FTX Bankruptcy Puts $73 Million In Political Donations At Risk Of Clawbacks
At least $73 million in political donations tied to Sam Bankman-Fried's FTX , showered mostly on high-ranking Democratic politicians, may be at risk of being clawed back through the crypto empire's bankruptcy, as lawyers search for assets to repay creditors.
Hilariously, Bloomberg attempts top frame the contributions as bipartisan and "wide-ranging," despite Bankman-Fried, who's never met President Biden, being heralded as "one of the people most responsible" for Biden's 2020 win.
Is that why SBF is "one of the people most responsible for Biden being in office"? https://t.co/HYoude5zHr pic.twitter.com/hfs8LO94E3— zerohedge (@zerohedge) November 19, 2022
SBF also donated to Democratic Rep. Ritchie Torres of New York, who just months ago was one of 8 members of Congress who lobbied against regulating crypto (and is now totally calling for an SEC investigation).
"Nobody ends up looking great in this," says University of Rochester political science professor, David Primo.
While there’s precedent for forcing political entities to return contributions in cases of fraud, recovery prospects are unclear in FTX’s case. Recouping campaign funds as part of the bankruptcy proceedings is a complicated and lengthy process, and the scope of the total funds eligible for clawback depends on myriad federal and state laws. It is also subject to the bankruptcy lawyers’ judgment on what money, which may be long spent by the time the FTX trustees try to go after it, is worth the effort.
Bankman-Fried is facing additional scrutiny for recently saying he gave equally to Republicans and Democrats, but funded conservatives through “dark money” groups that don’t identify donors. The claim is almost impossible to verify unless the recipients voluntarily disclose they received money from him. -Bloomberg
One factor noted in the debate over clawbacks is whether the bankruptcy court determines there was fraud or fraudulent intent involved in the collapse of FTX, according to Ilan Nieuchowicz, a litigator for law firm Carlton Fields. If that's the case, nearly all donations tied to FTX could be a recovery target. If not, then only those made within the 90-day period prior to FTX's insolvency, or around $8.1 million, would potentially be subject to recapture.

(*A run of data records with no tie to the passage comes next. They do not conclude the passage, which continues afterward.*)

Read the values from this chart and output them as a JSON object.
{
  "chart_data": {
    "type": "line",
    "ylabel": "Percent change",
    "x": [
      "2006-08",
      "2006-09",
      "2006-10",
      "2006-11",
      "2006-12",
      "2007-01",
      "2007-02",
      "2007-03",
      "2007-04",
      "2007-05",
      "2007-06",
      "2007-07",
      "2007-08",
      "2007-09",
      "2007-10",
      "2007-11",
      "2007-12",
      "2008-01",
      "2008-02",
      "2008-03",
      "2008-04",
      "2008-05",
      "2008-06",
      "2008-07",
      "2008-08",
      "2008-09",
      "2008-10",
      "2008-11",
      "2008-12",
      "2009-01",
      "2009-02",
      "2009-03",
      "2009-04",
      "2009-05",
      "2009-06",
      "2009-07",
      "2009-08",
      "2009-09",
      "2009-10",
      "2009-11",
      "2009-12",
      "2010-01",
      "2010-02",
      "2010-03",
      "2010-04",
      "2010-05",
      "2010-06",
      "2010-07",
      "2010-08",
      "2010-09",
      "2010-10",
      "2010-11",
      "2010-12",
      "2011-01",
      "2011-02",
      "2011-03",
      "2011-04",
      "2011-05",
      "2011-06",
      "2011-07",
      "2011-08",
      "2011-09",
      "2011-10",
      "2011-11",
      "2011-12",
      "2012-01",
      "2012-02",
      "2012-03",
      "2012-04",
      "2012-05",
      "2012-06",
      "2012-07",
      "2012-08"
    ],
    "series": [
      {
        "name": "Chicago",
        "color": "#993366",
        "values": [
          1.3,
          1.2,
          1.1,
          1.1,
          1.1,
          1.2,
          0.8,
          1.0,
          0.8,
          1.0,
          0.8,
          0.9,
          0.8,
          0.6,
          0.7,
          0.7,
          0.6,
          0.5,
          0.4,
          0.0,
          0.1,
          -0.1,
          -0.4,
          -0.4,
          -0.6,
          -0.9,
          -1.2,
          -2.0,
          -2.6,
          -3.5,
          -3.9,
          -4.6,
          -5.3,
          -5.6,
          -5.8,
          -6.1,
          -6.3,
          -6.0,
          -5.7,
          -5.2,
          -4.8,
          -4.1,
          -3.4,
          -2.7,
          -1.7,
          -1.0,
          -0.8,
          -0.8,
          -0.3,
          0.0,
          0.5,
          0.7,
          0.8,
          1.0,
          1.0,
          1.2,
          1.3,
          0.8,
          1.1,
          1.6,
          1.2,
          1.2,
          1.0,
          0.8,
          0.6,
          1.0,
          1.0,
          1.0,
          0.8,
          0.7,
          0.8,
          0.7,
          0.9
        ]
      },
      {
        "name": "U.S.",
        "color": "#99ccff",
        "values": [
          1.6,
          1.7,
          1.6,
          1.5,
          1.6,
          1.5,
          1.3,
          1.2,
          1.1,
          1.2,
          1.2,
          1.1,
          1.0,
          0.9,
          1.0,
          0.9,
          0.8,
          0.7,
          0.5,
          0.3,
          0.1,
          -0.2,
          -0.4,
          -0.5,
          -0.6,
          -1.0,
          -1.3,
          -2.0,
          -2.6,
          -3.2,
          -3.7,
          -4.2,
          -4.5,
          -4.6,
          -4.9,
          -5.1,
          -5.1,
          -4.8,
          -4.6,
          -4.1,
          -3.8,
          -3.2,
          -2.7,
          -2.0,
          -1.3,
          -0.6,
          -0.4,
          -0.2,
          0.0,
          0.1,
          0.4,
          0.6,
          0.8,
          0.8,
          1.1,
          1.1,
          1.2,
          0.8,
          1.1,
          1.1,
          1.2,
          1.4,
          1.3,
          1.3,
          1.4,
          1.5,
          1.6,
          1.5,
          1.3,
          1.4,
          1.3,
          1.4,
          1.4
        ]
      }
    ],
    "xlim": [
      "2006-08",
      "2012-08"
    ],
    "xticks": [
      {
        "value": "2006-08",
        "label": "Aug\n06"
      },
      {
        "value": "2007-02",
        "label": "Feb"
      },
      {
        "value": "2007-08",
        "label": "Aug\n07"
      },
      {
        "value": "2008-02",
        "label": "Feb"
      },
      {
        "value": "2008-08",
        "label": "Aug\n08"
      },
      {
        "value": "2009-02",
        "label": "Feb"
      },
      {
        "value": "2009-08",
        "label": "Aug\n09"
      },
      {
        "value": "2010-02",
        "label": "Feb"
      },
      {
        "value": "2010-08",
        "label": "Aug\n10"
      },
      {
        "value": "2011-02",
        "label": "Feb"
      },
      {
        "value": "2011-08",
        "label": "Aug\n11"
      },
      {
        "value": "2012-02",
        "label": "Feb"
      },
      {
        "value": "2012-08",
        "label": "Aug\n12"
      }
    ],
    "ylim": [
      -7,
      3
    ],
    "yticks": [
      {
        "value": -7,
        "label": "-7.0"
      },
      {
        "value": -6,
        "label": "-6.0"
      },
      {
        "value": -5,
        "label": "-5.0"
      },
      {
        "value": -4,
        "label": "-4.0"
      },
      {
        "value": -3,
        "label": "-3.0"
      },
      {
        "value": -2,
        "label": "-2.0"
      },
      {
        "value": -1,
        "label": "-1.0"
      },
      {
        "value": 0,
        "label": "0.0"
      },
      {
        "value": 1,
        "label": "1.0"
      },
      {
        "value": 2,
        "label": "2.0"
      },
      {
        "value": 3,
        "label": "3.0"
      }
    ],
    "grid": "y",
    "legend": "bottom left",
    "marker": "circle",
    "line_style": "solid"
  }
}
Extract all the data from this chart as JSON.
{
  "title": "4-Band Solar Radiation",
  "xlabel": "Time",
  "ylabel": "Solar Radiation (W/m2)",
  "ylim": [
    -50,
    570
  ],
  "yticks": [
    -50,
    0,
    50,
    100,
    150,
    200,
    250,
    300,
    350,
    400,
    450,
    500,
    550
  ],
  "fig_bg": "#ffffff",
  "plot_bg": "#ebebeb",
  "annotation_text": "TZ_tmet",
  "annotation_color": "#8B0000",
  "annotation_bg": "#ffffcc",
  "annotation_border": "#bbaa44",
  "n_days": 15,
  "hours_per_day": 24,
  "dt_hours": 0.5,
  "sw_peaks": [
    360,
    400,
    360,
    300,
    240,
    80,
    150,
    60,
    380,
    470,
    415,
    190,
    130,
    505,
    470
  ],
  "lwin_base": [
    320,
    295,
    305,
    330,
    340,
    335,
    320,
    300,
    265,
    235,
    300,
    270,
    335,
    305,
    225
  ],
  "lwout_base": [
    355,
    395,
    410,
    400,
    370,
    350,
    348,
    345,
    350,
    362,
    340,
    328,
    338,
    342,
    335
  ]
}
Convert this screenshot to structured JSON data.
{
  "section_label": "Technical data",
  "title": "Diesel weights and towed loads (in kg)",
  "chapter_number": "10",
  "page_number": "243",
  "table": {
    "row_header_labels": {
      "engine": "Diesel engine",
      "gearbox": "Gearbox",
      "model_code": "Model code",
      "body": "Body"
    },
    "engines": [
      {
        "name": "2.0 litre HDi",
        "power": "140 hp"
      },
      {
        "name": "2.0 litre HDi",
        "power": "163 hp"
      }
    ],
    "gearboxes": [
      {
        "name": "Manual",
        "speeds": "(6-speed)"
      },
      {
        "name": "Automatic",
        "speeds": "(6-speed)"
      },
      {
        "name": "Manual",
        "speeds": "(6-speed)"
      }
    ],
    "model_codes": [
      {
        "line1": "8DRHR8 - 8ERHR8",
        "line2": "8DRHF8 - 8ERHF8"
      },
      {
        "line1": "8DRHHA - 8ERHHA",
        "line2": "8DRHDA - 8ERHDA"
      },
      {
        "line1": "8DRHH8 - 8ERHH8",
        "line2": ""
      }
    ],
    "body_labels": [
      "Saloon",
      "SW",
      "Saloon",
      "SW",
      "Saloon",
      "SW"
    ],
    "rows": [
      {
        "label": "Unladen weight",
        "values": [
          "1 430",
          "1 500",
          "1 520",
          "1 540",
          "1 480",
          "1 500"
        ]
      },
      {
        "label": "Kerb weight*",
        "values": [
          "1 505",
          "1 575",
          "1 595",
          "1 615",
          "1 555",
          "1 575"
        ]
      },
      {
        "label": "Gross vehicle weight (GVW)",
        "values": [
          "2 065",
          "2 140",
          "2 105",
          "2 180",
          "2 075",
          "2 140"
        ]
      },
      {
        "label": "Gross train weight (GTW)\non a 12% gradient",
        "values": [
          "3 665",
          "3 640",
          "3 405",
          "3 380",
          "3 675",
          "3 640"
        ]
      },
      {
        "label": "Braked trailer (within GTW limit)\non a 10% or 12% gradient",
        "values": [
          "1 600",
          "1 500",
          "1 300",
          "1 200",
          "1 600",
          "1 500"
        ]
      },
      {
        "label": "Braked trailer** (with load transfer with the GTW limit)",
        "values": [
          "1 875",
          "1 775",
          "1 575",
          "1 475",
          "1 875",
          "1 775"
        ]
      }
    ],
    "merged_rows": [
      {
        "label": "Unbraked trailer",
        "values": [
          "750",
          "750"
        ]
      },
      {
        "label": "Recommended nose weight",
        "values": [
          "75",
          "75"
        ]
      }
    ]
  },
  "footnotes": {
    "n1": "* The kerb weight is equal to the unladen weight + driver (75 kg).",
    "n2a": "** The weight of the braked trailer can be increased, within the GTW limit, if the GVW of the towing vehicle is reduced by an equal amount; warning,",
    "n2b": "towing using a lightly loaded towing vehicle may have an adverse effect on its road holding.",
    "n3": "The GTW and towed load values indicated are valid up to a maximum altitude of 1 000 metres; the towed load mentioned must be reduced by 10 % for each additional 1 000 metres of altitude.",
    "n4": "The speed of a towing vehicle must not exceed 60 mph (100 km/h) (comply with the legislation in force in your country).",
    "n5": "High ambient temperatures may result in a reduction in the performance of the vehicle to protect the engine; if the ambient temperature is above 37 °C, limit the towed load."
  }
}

Some lawmakers are being proactive - with Michigan Democrat Debbie Stabenow announcing that she will donate $20,800 receive from SBF to a charity in her state. Republican Jophn Hoeven (see, bipartisan!), says he will give $11,600 received from SBF to the Salvation Army.
That said, donating the money to charity won't necessarily keep the victims of fraud from attempting clawbacks - as the bankruptcy trustee could still ask that the donations made by those who received FTX money still return the funds.
Of the $73 million Bankman-Fried, Salame, Singh and FTX corporate entities donated, $45.5 million, or 63% of that total, went to their own personal super-PACs, including Bankman-Fried’s Protect Our Future and Salame’s American Dream Federal Action. Salame backed Republicans, while Bankman-Fried and Nishad largely supported Democrats.
Most of the money from those entities has already been spent, paid to a long list of vendors to support various office seekers. Bankman-Fried’s PAC only had $384,588 cash on hand as of late November, the last time the entity was required to publicly report its finances. -Bloomberg
Meanwhile, $26.6 million of FTX-linked contributions went directly to large super PACs, including those who gave money to House and Senate leadership of both parties (and of course, the proportion isn't mentioned).
"It’s a lot easier to return a symbolic $1,000 contribution than it is $1 million to a super PAC," said Charles Spies, who practices political law at Dickinson Wright.
This wouldn't be the first time campaign donations were clawed back by bankruptcy trustees. In 2011, a district court judge ordered five party committees - including the DNC and its Republican counterpart, to return $1.6 million in donations from Allen Stanford, one of his top lieutenants, and his Stanford Financial Group, made between 2000 and 2008, before his Ponzi scheme collapsed in 2009.
According to attorney Kevin Sadler, "With contributions in the millions, the trustee has to pursue it."